- Entretien paru dans La Feuille • Septembre 2019
L’Attelier fabrique des chocolats bio-équitables, depuis la fève jusqu’aux tablettes. D’abord basée à Guérande, l’équipe a emménagé à l’été 2019 dans un nouveau lieu, à St-Nazaire, baptisé La Chocolatterie. Rencontre avec Laurent Kerdoncuff, passionné de cacao, créateur de l’Attelier.
L’Attelier
16 Rue Vincent Auriol
44600 Saint-Nazaire
D’OÙ VIENT, DANS TON PARCOURS, CETTE ENVIE DE TRAVAILLER LE CHOCOLAT, ET EN BIO ?
J’étais déjà, tout petit, passionné de chocolat ; je baignais aussi dans la culture bio, avec un père éleveur dans les Monts d’Arrée, dans les années 70. Et un grand-père qui était paysan-boulanger.
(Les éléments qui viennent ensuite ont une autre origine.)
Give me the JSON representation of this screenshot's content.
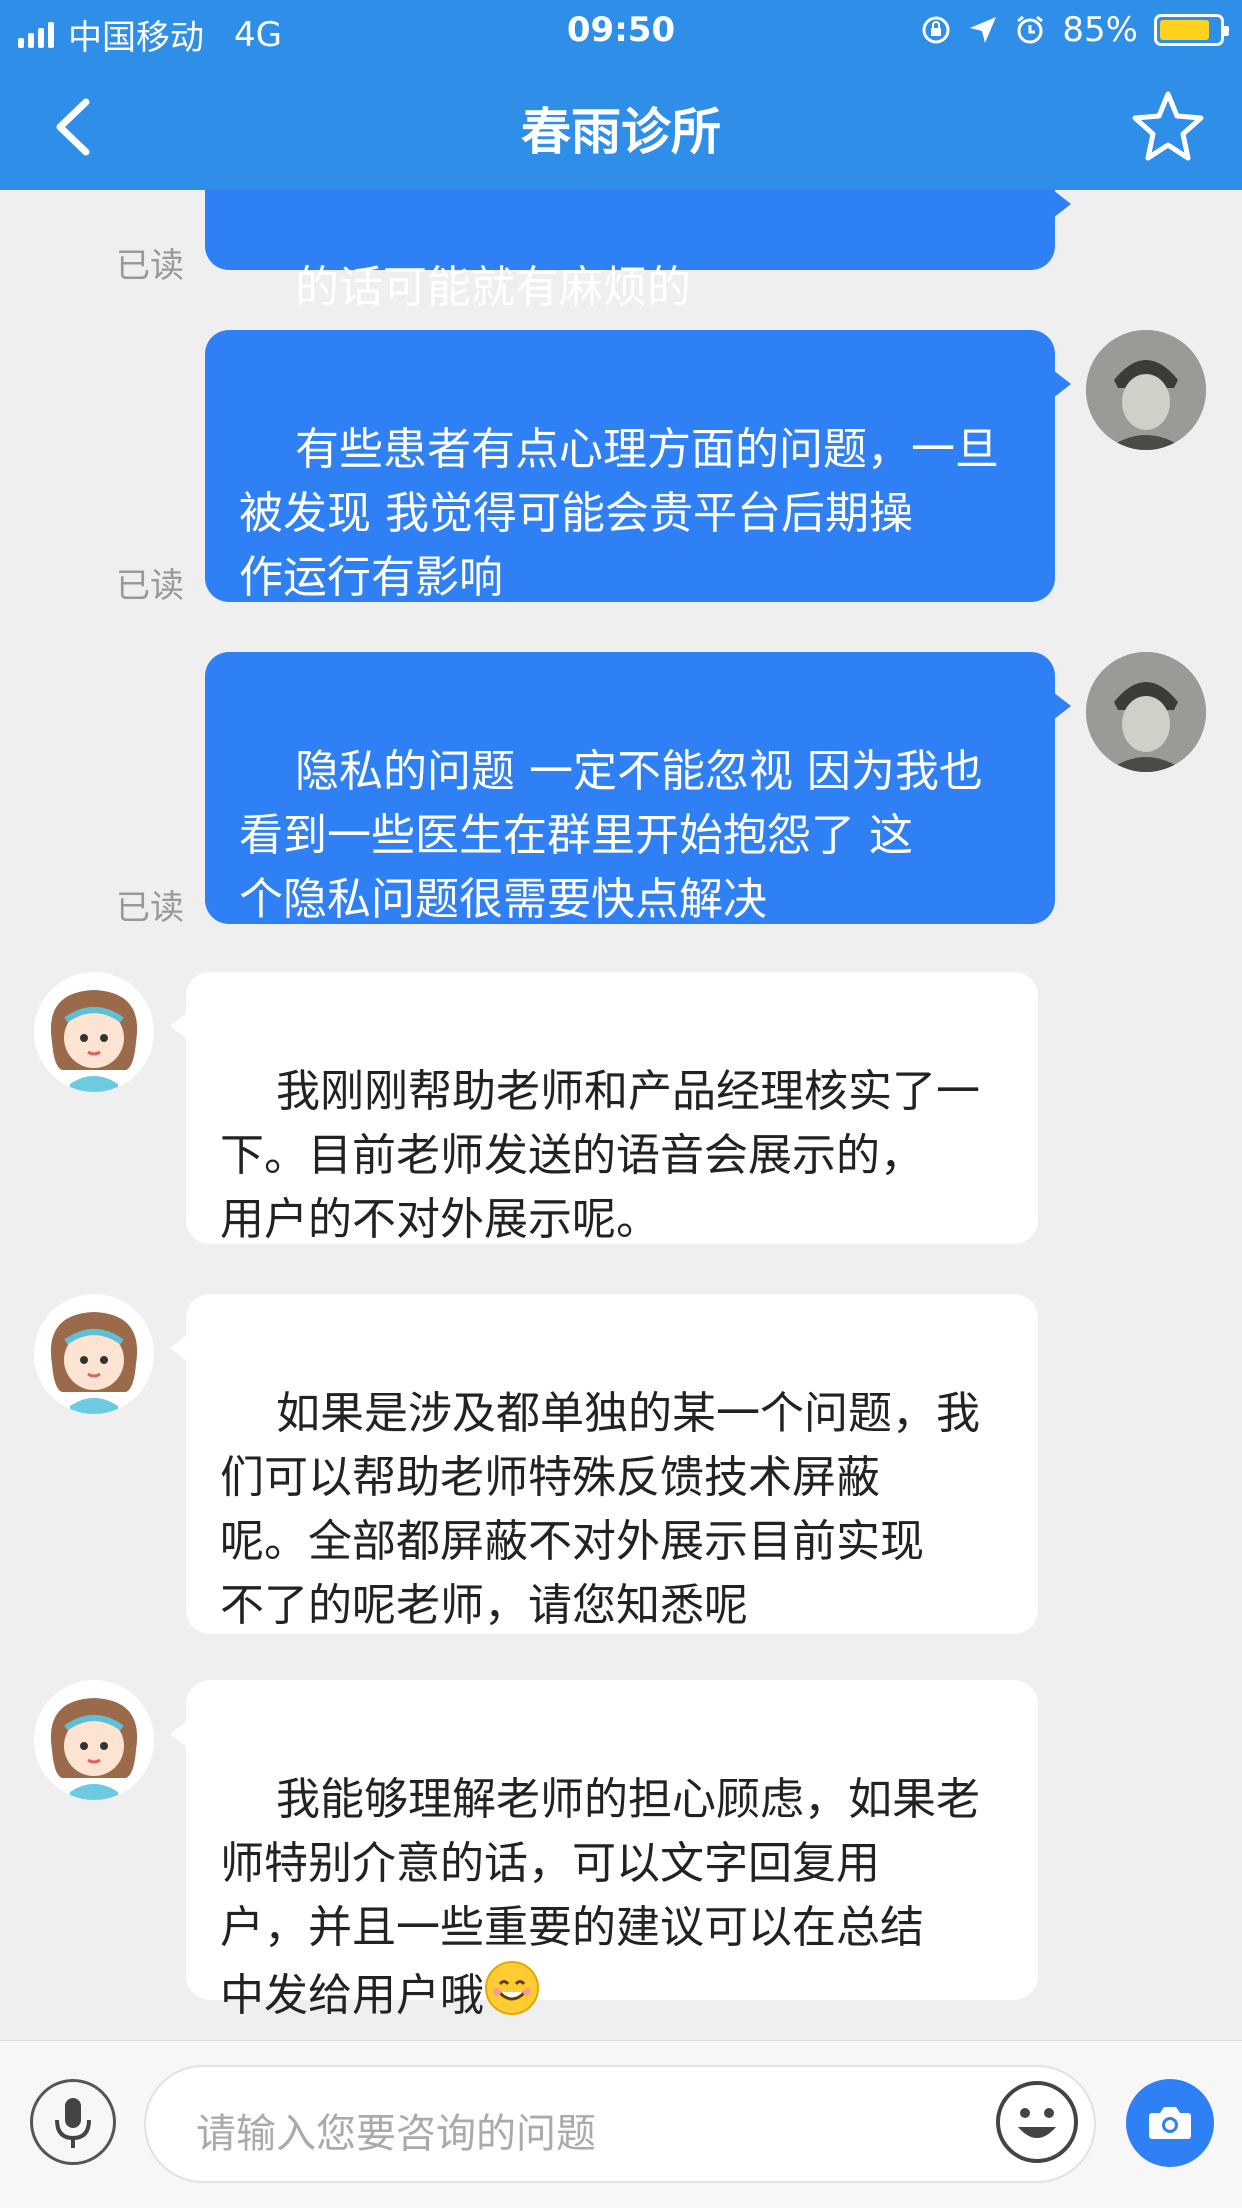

Voilà pour les racines… Après une formation d’ingénieur, j’ai été directeur des achats pour plusieurs grands groupes. Et à 40 ans, j’en ai eu ras-le-bol. J’ai découvert le monde de l’hydro-électricité ; j’ai monté un cabinet conseil, qui accompagnait des projets liés à l’écologie. Puis j’ai fait du conseil et de la formation dans la construction de filières de matières premières, plus précisément de fruits à coque biologiques. Avec un gros travail de « sourcing », au Brésil, entre autres. Les enjeux sont gigantesques, ils se calculent en centaine de millions d’euros… J’ai découvert un marché que j’aimais, celui des fruits à coque bio, et développé une spécialité dans ce domaine. Je me suis dit que c’était dommage que personne en France n’apporte de valeur ajoutée au produit. Puis j’ai fait un burn-out ; j’ai tout arrêté. Je voulais faire un truc qui a du sens.
En 2012, je reconnecte des potes de chez Lenôtre, rencontrés lorsque je travaillais comme responsable d’achats pour le groupe Accor. Je commence à me construire une boîte à outils. Avant d’intégrer l’École Nationale Supérieure de Pâtisserie, à Yssingeaux, à 48 ans. Pendant la formation, j’ai inventé un produit : les fruits à coque caramélisés à la fleur de sel ; basé à Clisson, je bosse sur le projet pendant toute l’année 2013. Des amis me conseillent d’aller rencontrer « Le Bon Marché » pour présenter mes produits. Le pot n’est pas à la bonne taille, l’étiquette est minable… Mais lorsqu’ils goûtent, ils me disent : « Ça, c’est topissime ! ». Ils m’ont gardé une demi-journée, m’ont aidé à travailler sur l’étiquetage et l’emballage.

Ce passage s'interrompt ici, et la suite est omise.